I recently read a story in the Express of 29th December headlined ‘Independent Senator resigns as EBC commissioner’ and the first paragraph deserves repetition – “After accepting the President’s request to serve on the Independent Bench in the Senate, Independent Senator Corinne Baptiste-McKnight has resigned as a Commissioner on the Elections and Boundaries Commission.”  Imagine that.  The Chairman of the EBC, Dr. Norbert Masson, was quoted as saying “She did the right thing”.

We are witnessing the slow erosion of unwritten standards of public life in so many worrisome ways and here is yet another such.  We are now being asked to believe that it is possible for an individual to serve on the Board of 3 State-owned companies and also serve as an Independent Senator.  The Express story mentioned above states that Mr. Annisette was still a Director of those State-owned companies.  There has been no denial, retraction or correction to my knowledge.  This is an utterly unacceptable state of affairs in my view.

Consider the nature of the Independent Senators in our Parliament.  Andy Johnson wrote a column entitled ‘One of the President’s men’ in the Express of 20th December 2007 and it makes interesting reading since he mentions that a known CoP supporter is now amongst the ranks of our new Independent Senators.  Johnson did not name the person but said that the other 2 parties in the Parliament knew of his affiliation and hinted that this could become controversial.

Given the way in which distractions are used in our country, we need to reflect with the necessary degree of seriousness on all this to properly distinguish these 2 cases.  The lower House of our Parliament is made up of Members elected nationally.  The upper House is comprised of the Senators selected by the PM, the Leader of the Opposition and the President.  They are allowed to nominate sixteen, six and nine Senators, respectively.  The party in power and the opposition are represented in both Houses of the Parliament.  But our constitution implicitly recognizes that these 2 elements alone cannot be enough, hence the third group of Senators we have come to call Independents.

For our President to nominate a Senator who comes from within the ranks of PNM or UNC loyalists seems contrary to the spirit of the constitution.  In contrast, the ranks of our Independent Senators is an appropriate place for supporters of ‘third parties’ together with other matured, expert and committed citizens.  We expect our Parliament to be a place in which major policy issues are debated and settled, but the reality is much different.  The decisive issue here is whether we have the vision and will to stop practices which further dilute the authority of our Parliament.

To challenge or remove the so-far-unnamed CoP supporter in the ranks of Independent Senators in this 9th Parliament will do violence to the spirit of the Constitution.  To allow Mr.
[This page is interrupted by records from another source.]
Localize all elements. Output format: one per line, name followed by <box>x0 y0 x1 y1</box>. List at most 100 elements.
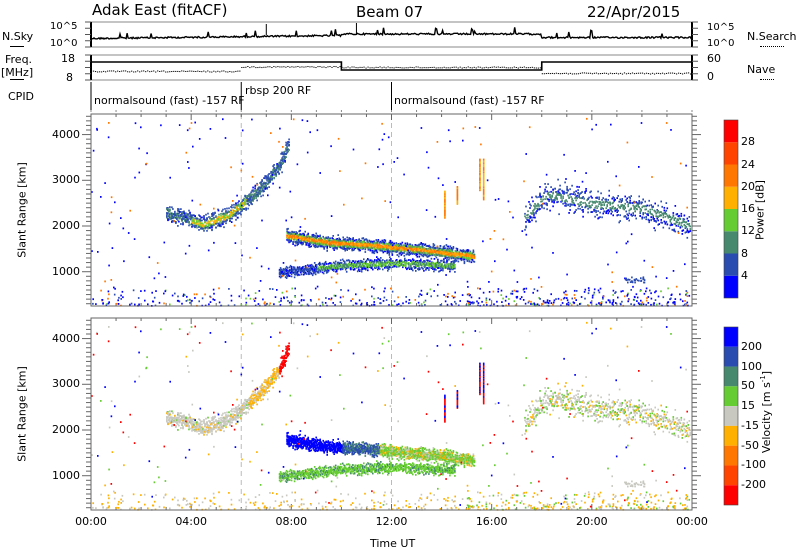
power-echo-cell <box>255 193 257 196</box>
nave-point <box>267 66 269 68</box>
power-echo-cell <box>182 221 184 224</box>
velocity-echo-cell <box>285 345 287 348</box>
velocity-echo-cell <box>217 426 219 429</box>
power-echo-cell <box>222 223 224 225</box>
power-echo-cell <box>325 242 327 245</box>
nave-point <box>331 66 333 68</box>
velocity-echo-cell <box>396 452 399 454</box>
nave-point <box>581 72 584 74</box>
velocity-echo-cell <box>354 451 356 454</box>
power-echo-cell <box>370 244 373 247</box>
power-echo-cell <box>356 241 358 243</box>
power-echo-cell <box>223 218 225 221</box>
velocity-echo-cell <box>337 446 339 449</box>
velocity-echo-cell <box>210 427 212 430</box>
power-echo-cell <box>391 249 394 252</box>
velocity-echo-cell <box>250 404 252 406</box>
power-echo-cell <box>215 216 217 218</box>
nave-point <box>567 73 569 75</box>
velocity-echo-cell <box>287 435 289 438</box>
nave-point <box>675 73 678 75</box>
power-echo-cell <box>189 215 191 217</box>
velocity-echo-cell <box>312 445 314 448</box>
power-echo-cell <box>314 237 316 240</box>
velocity-echo-cell <box>270 379 272 382</box>
power-echo-cell <box>386 243 389 245</box>
power-echo-cell <box>223 215 225 218</box>
nave-point <box>147 70 149 72</box>
velocity-echo-cell <box>370 451 373 454</box>
velocity-echo-cell <box>264 390 266 392</box>
nave-point <box>335 66 337 68</box>
velocity-echo-cell <box>289 435 291 438</box>
velocity-echo-cell <box>185 417 187 420</box>
power-echo-cell <box>186 218 188 221</box>
power-echo-cell <box>376 247 379 250</box>
power-echo-cell <box>236 212 238 215</box>
velocity-echo-cell <box>344 453 346 456</box>
power-echo-cell <box>302 235 304 237</box>
power-echo-cell <box>177 212 179 215</box>
velocity-echo-cell <box>407 449 410 451</box>
velocity-echo-cell <box>373 451 376 453</box>
power-echo-cell <box>228 211 230 213</box>
power-echo-cell <box>306 240 308 243</box>
velocity-echo-cell <box>319 448 321 450</box>
velocity-echo-cell <box>214 415 216 418</box>
velocity-echo-cell <box>353 450 355 452</box>
power-echo-cell <box>201 222 203 225</box>
power-echo-cell <box>173 213 175 216</box>
nave-point <box>217 70 219 72</box>
nave-point <box>447 67 449 69</box>
velocity-echo-cell <box>267 383 269 386</box>
power-echo-cell <box>270 175 272 178</box>
power-echo-cell <box>382 241 385 243</box>
power-echo-cell <box>401 246 404 248</box>
power-echo-cell <box>315 236 317 239</box>
velocity-echo-cell <box>206 421 208 424</box>
velocity-echo-cell <box>388 451 391 453</box>
power-echo-cell <box>339 246 341 249</box>
power-echo-cell <box>261 179 263 181</box>
velocity-echo-cell <box>297 443 299 446</box>
velocity-echo-cell <box>177 413 179 416</box>
velocity-echo-cell <box>254 391 256 394</box>
power-echo-cell <box>221 210 223 213</box>
power-echo-cell <box>357 239 359 242</box>
nave-point <box>245 66 247 68</box>
power-echo-cell <box>382 242 385 245</box>
power-echo-cell <box>312 240 314 243</box>
velocity-echo-cell <box>349 450 351 452</box>
nave-point <box>311 66 313 68</box>
power-echo-cell <box>362 247 365 250</box>
power-echo-cell <box>198 220 200 223</box>
power-echo-cell <box>214 211 216 214</box>
velocity-echo-cell <box>196 424 198 427</box>
power-echo-cell <box>217 222 219 225</box>
nave-point <box>399 67 401 69</box>
power-echo-cell <box>337 240 339 243</box>
power-echo-cell <box>403 251 406 253</box>
velocity-echo-cell <box>391 453 394 456</box>
nave-point <box>513 66 515 68</box>
power-echo-cell <box>238 212 240 215</box>
velocity-echo-cell <box>262 391 264 393</box>
power-echo-cell <box>393 242 396 245</box>
power-echo-cell <box>288 237 290 239</box>
power-echo-cell <box>212 217 214 220</box>
power-echo-cell <box>281 152 283 155</box>
velocity-echo-cell <box>288 353 290 355</box>
power-echo-cell <box>366 239 369 242</box>
power-echo-cell <box>196 220 198 223</box>
velocity-echo-cell <box>384 449 387 452</box>
power-echo-cell <box>268 179 270 182</box>
velocity-echo-cell <box>342 452 344 454</box>
power-echo-cell <box>276 164 278 166</box>
power-echo-cell <box>308 235 310 238</box>
nave-point <box>649 73 652 75</box>
power-echo-cell <box>383 250 386 253</box>
power-echo-cell <box>262 187 264 189</box>
power-echo-cell <box>201 227 203 229</box>
power-echo-cell <box>384 249 387 252</box>
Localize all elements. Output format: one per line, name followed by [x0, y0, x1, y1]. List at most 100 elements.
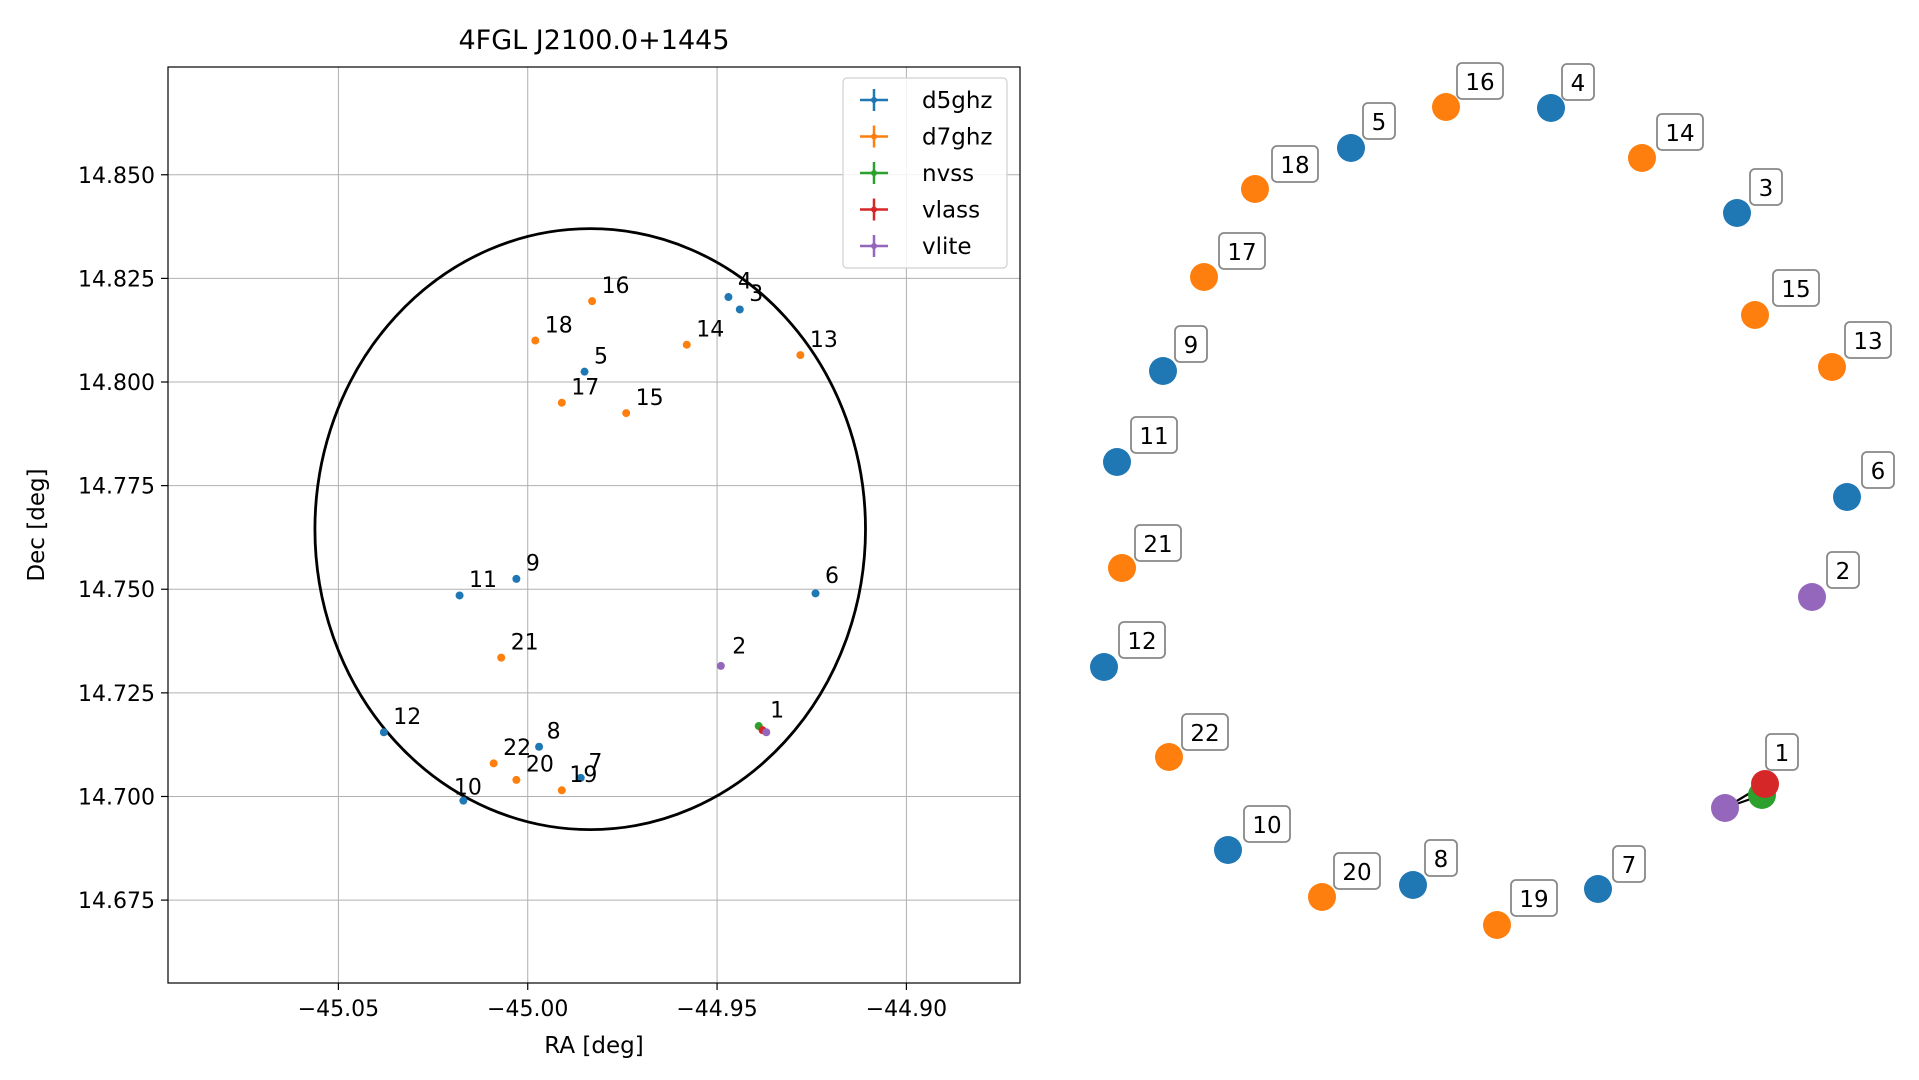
legend-label-vlass: vlass [922, 198, 980, 224]
point-label-12: 12 [393, 705, 421, 730]
graph-node-label-box-13 [1844, 321, 1892, 359]
x-tick-label: −45.05 [298, 997, 379, 1022]
point-d5ghz-8 [535, 742, 544, 751]
sky-scatter-panel: 4FGL J2100.0+1445 1234567891011121314151… [24, 25, 1021, 1059]
point-d5ghz-3 [735, 305, 744, 314]
point-d5ghz-12 [379, 728, 388, 737]
graph-node-label-14: 14 [1665, 121, 1694, 147]
graph-node-d7ghz-21 [1108, 554, 1136, 582]
graph-node-label-box-9 [1174, 325, 1208, 363]
graph-node-d7ghz-16 [1432, 93, 1460, 121]
point-d7ghz-16 [588, 297, 597, 306]
graph-node-d7ghz-15 [1741, 301, 1769, 329]
graph-node-vlite-1 [1711, 794, 1739, 822]
graph-node-label-box-15 [1772, 269, 1820, 307]
graph-node-label-5: 5 [1372, 110, 1387, 136]
x-tick-label: −44.90 [866, 997, 947, 1022]
point-label-3: 3 [749, 282, 763, 307]
data-points [379, 293, 820, 805]
graph-node-label-2: 2 [1836, 559, 1851, 585]
point-label-22: 22 [503, 736, 531, 761]
graph-node-d7ghz-13 [1818, 353, 1846, 381]
legend-marker-vlass-dot [871, 206, 877, 213]
y-tick-label: 14.775 [78, 475, 155, 500]
graph-node-d7ghz-20 [1308, 883, 1336, 911]
graph-node-label-box-10 [1243, 805, 1291, 843]
point-d7ghz-21 [497, 653, 506, 662]
graph-node-vlite-2 [1798, 583, 1826, 611]
point-d7ghz-14 [682, 340, 691, 349]
y-tick-label: 14.725 [78, 682, 155, 707]
point-d5ghz-5 [580, 367, 589, 376]
graph-node-label-box-8 [1424, 839, 1458, 877]
legend-label-vlite: vlite [922, 234, 972, 260]
graph-node-label-box-2 [1826, 551, 1860, 589]
point-label-8: 8 [547, 719, 561, 744]
point-d5ghz-7 [576, 773, 585, 782]
graph-node-d5ghz-7 [1584, 875, 1612, 903]
graph-node-d5ghz-5 [1337, 134, 1365, 162]
legend: d5ghz d7ghz nvss vlass vlite [842, 77, 1008, 269]
legend-marker-nvss-dot [871, 170, 877, 176]
point-label-13: 13 [810, 328, 838, 353]
y-tick-label: 14.675 [78, 889, 155, 914]
point-label-6: 6 [825, 564, 839, 589]
graph-node-label-1: 1 [1775, 741, 1790, 767]
legend-label-d5ghz: d5ghz [922, 88, 992, 114]
legend-box [842, 77, 1008, 269]
graph-node-d7ghz-18 [1241, 175, 1269, 203]
graph-node-d5ghz-11 [1103, 448, 1131, 476]
graph-node-vlass-1 [1751, 770, 1779, 798]
y-tick-label: 14.825 [78, 267, 155, 292]
y-tick-label: 14.700 [78, 785, 155, 810]
graph-node-label-21: 21 [1143, 532, 1172, 558]
point-d5ghz-6 [811, 589, 820, 598]
graph-node-label-box-22 [1181, 713, 1229, 751]
x-axis-ticks: −45.05 −45.00 −44.95 −44.90 [298, 983, 947, 1022]
graph-node-d5ghz-3 [1723, 199, 1751, 227]
graph-node-label-box-21 [1134, 524, 1182, 562]
point-d7ghz-19 [557, 786, 566, 795]
point-label-5: 5 [594, 344, 608, 369]
graph-node-label-8: 8 [1434, 847, 1449, 873]
y-axis-ticks: 14.675 14.700 14.725 14.750 14.775 14.800 14.8… [78, 164, 168, 914]
graph-node-label-7: 7 [1622, 853, 1637, 879]
graph-node-label-box-14 [1656, 113, 1704, 151]
point-d7ghz-20 [512, 775, 521, 784]
graph-node-d7ghz-19 [1483, 911, 1511, 939]
point-label-16: 16 [602, 274, 630, 299]
graph-node-label-15: 15 [1781, 277, 1810, 303]
legend-marker-d7ghz-dot [871, 133, 877, 140]
graph-node-d5ghz-8 [1399, 871, 1427, 899]
graph-node-label-box-18 [1271, 145, 1319, 183]
point-d5ghz-10 [459, 796, 468, 805]
graph-node-label-box-1 [1765, 733, 1799, 771]
legend-label-d7ghz: d7ghz [922, 125, 992, 151]
graph-node-label-box-7 [1612, 845, 1646, 883]
x-axis-label: RA [deg] [544, 1033, 643, 1059]
chart-title: 4FGL J2100.0+1445 [458, 25, 729, 56]
graph-node-label-16: 16 [1465, 70, 1494, 96]
localization-ellipse [313, 227, 867, 832]
point-label-9: 9 [526, 552, 540, 577]
point-label-21: 21 [511, 630, 539, 655]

Annisette to continue as an Independent Senator while holding 3 Directorships in State-owned companies is to invite ridicule and disrespect.  Even if he were to resign those Directorships now, one is bound to ask, ‘What next?’

It would be wicked to repeat here the scandalous suggestions I received in discussing this question with various people.  Out of some latent regard for the little respectable that is left, I will just say that there are still ways to deal with this unpalatable situation.

The President’s selection of Mr. Annisette was questionable.  For an Independent Senator to continue in his roles as Board Director of 3 State companies is completely unacceptable.  Due to the constitutional immunity extended to that office, it is impossible to legally challenge any of the President’s decisions, so one is forced to take action in the Court of Public Opinion.  Our President should himself take the necessary corrective action now.  He has the power, under Section (43) (2) e of our constitution, to declare Mr. Annisette’s seat vacant.

The silence of the UNC-A and CoP on all this is damning.  It would be interesting to see what views are expressed by other concerned citizens.  The peril we face is Civil Obedience.  Public apathy and cowardice are as corrosive to the health of our Republic as the menace of crime.